Zwischen Ankunft und Abreise

Der Kasseler Kulturbahnhof ist mehr als nur der Startpunkt für den documenta-Parcours. Er ist Symbol für das Unterwegs-Sein, Ankommen und Abreisen.

KASSEL Wo kommen wir zu uns selbst? Manchmal entsteht das Gefühl, die Selbstfindung gelinge nur, wenn wir nicht gerade dort sind, wo wir hingehören. Wir lieben es, fern der Heimat Zuflucht zu suchen. Das aber heißt, daß die Bahnhöfe (und Flughäfen) zum Symbol unserer Zeit geworden sind: Unterwegssein, so scheint es, verschafft uns erst Sinn.
Insofern ist die Entscheidung, den Kasseler Kulturbahnhof (Hauptbahnhof) zum Ausgangspunkt des documenta-Parcours zu machen, nicht nur eine lokalpolitische kluge Entscheidung. Vielmehr wird der Ausgangspunkt selbst zum Sinnbild: Der Bahnhof als Ort des Übergangs – von dort aus gelangt man ins Zentrum und dort auch beginnt jener städtische Raum, der anscheinend jede Ordnung entbehrt.
Der Bahnhof ist ein Ort mit einem Janus-Gesicht. Er lädt zur kurzweiligen Reise und zum Urlaub ein. Er ist aber auch die Umschlagstation für Zwangstransporte ins Unheil und in den Tod. Der Brasilianer Tunga erinnert mit seiner Installation auf einem Bahnsteig daran: Von dem Bahnsteigdach hängen Netze mit Koffern herunter, aus denen Knochen fallen. Und aus der Ferne fröhlich wirkende Hüte im Riesenformat sind mit Totenschädeln dekoriert.
Natürlich ist der Gedanke gleich da, daß es die Bahnhöfe waren, von denen in der Nazi-Zeit die Transporte in den Massentod starteten. Und wenn man im Zwehrenturm in dem Raum von Penny Yassour vor den plastischen Arbeiten mit der Eisenbahnkarte Deutschlands von 1938 steht, erhärtet sich dieses Gefühl.
Unterwegs sein: Es gibt etliche Beiträge in der documenta X, die sich diesem Thema widmen. Eine der gelungensten Arbeiten ist die von Danielle Vallet Kleiner – eine Video-Installation in den Räumen der früheren Bahnhofsmission auf dem Kulturbahnhof.
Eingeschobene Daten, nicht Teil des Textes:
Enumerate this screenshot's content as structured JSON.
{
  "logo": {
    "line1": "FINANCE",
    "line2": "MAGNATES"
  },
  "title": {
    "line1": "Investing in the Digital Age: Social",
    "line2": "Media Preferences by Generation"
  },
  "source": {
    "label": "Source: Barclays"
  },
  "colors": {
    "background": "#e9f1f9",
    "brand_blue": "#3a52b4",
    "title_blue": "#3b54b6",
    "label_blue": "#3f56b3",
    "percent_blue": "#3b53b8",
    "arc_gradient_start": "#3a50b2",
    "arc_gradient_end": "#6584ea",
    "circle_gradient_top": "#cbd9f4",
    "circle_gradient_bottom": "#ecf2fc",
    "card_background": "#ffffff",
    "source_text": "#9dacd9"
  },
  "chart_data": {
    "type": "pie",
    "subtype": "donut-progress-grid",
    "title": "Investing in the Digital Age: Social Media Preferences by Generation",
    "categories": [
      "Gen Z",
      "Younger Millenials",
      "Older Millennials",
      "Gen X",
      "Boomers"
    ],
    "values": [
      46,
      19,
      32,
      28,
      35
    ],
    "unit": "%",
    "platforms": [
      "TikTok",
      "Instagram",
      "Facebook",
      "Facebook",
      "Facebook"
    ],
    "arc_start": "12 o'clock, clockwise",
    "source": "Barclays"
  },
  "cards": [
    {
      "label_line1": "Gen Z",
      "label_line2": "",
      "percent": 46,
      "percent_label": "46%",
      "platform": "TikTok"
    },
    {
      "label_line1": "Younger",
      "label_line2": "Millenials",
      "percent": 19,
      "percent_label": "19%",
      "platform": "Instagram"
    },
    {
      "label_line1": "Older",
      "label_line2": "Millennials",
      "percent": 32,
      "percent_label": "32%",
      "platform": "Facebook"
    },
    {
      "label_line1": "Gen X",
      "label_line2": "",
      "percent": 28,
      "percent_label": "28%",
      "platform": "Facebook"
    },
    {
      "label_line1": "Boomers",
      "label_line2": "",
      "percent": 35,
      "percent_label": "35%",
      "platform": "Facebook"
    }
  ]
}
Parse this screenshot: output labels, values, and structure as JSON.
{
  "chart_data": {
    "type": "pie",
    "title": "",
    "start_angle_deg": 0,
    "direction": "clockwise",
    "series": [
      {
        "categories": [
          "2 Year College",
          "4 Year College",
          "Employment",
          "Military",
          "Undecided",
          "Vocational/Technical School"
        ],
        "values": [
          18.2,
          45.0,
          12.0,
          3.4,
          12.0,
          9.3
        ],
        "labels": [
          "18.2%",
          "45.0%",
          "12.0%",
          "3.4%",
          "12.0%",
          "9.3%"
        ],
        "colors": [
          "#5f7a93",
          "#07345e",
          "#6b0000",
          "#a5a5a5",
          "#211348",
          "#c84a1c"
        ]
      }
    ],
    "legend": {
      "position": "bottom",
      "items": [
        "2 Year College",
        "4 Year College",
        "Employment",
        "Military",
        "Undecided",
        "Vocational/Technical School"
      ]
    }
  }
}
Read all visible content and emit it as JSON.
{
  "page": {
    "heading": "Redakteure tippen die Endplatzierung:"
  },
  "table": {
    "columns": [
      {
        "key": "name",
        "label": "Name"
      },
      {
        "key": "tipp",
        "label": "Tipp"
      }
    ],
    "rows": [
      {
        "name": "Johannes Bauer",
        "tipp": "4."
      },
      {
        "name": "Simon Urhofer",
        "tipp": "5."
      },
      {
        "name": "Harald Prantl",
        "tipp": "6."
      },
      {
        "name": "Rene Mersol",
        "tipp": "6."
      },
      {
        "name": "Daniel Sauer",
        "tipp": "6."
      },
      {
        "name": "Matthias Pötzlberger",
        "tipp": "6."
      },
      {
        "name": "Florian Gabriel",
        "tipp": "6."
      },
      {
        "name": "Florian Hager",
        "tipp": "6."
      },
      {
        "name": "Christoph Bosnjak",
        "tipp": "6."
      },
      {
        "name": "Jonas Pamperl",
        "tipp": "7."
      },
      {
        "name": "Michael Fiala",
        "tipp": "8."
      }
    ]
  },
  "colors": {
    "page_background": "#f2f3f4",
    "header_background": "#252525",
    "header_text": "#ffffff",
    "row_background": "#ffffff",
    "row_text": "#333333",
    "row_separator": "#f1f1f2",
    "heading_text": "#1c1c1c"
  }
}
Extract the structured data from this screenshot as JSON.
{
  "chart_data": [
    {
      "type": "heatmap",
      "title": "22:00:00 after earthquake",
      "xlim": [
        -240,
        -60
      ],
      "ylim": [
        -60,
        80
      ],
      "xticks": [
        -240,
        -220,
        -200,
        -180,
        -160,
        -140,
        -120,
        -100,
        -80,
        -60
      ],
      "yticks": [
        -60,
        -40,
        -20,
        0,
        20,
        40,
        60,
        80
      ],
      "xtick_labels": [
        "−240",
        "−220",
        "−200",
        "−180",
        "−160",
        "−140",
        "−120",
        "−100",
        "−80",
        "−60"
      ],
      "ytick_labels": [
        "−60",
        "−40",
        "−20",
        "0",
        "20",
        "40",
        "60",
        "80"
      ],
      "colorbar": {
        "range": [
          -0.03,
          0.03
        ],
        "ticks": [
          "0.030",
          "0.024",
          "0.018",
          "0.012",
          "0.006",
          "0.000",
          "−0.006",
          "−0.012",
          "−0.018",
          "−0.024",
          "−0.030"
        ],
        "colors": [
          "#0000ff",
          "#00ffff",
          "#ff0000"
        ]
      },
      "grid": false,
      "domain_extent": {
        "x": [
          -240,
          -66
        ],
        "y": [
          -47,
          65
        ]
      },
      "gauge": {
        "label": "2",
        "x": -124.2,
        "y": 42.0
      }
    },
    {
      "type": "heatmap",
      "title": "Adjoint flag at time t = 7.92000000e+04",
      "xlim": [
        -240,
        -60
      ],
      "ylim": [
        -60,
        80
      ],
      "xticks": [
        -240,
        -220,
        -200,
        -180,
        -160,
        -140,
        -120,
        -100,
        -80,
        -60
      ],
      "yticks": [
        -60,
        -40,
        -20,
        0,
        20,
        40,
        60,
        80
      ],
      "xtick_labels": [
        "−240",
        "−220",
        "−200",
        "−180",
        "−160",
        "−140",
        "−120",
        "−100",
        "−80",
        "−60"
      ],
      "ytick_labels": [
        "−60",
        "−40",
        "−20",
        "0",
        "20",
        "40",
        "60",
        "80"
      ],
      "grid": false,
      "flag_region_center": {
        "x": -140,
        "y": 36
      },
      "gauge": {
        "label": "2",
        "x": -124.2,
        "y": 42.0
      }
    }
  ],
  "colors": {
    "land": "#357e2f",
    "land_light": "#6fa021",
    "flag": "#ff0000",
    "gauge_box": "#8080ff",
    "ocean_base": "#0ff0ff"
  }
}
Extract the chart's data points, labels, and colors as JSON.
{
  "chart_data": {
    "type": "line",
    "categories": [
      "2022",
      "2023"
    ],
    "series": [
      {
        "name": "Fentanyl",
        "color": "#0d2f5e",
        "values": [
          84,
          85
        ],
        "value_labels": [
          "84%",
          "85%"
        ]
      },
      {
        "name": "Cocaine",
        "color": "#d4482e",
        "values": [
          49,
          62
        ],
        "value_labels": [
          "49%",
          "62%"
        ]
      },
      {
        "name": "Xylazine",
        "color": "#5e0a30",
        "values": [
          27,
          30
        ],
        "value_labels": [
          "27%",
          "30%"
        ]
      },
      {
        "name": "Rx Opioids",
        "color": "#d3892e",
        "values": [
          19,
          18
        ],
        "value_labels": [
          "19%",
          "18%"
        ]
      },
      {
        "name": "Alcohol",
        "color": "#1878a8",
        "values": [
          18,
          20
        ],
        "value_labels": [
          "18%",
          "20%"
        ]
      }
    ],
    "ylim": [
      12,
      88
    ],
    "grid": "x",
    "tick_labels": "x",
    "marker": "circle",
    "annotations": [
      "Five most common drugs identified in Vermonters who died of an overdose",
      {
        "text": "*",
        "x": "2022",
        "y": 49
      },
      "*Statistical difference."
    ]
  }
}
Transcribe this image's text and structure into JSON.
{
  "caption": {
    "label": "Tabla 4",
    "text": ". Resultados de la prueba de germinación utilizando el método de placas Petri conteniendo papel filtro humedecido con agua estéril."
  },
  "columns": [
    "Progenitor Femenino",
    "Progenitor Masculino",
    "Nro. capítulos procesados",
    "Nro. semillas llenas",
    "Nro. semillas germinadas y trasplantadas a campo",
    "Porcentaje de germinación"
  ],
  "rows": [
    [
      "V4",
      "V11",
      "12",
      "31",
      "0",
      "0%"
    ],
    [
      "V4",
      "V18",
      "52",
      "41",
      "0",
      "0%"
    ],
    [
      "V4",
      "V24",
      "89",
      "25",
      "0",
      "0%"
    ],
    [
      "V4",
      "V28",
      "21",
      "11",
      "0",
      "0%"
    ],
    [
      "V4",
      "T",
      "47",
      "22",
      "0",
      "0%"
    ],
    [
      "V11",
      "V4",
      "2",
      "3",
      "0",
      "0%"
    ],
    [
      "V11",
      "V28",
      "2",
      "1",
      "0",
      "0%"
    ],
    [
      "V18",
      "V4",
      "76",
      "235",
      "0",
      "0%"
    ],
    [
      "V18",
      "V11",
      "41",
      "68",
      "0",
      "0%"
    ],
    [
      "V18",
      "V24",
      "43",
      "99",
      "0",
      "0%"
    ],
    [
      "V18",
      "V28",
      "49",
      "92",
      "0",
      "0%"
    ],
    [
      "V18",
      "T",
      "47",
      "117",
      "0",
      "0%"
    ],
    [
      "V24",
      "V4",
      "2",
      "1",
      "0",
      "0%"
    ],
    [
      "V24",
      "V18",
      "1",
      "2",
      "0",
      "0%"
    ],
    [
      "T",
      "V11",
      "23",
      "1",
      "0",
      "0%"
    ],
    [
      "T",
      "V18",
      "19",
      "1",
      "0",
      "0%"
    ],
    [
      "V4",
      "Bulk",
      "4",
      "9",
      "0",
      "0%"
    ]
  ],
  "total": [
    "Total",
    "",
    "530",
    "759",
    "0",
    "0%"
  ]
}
Während der Film in eigenwilliger Weise von einer Reise von Istanbul nach Helsinki erzählt, erlebt sich der Zuschauer selbst in einer Atmosphäre, in der er sich als Fremder fühlt: Ist er Objekt der Missions-Fürsorge oder wird ihm nur alles vorgespielt?
Wie der Anfangs- so ist auch der Endpunkt des documenta-Parcours auf das Unterwegssein eingestimmt. Das räumlich letzte Werk ist am Fuldaufer der „Transportable U-Bahn-Eingang“ von Martin Kippenberger. Hinabsteigen kann man nicht, aber gedanklich abtauchen und sich auf Reisen begeben. Ein sehr poetisches, leicht übersehenes Ende des Parcours.
Von dort aus gelangt man gedanklich schnell zur Skulpturen-Ausstellung in Münster, wo von Kippenberger ein U-Bahn-Entlüftungsrohr liegt, aus dem alle fünf Minuten zur Überraschung der Passanten ein richtiges Fahrgeräusch kommt. Und dann geht es weiter zu den U-Bahn-Stationen in aller Welt, die sich Kippenberger ausgedacht hat und die er auf der Ebene miteinander vernetzt hat, auf der es für diesen Spiel keine Grenzen gibt – im Internet. Kippenbergers Arbeit stellt die wohl überzeugendste Verknüpfung zwischen realem Objekt und virtueller Projektion her.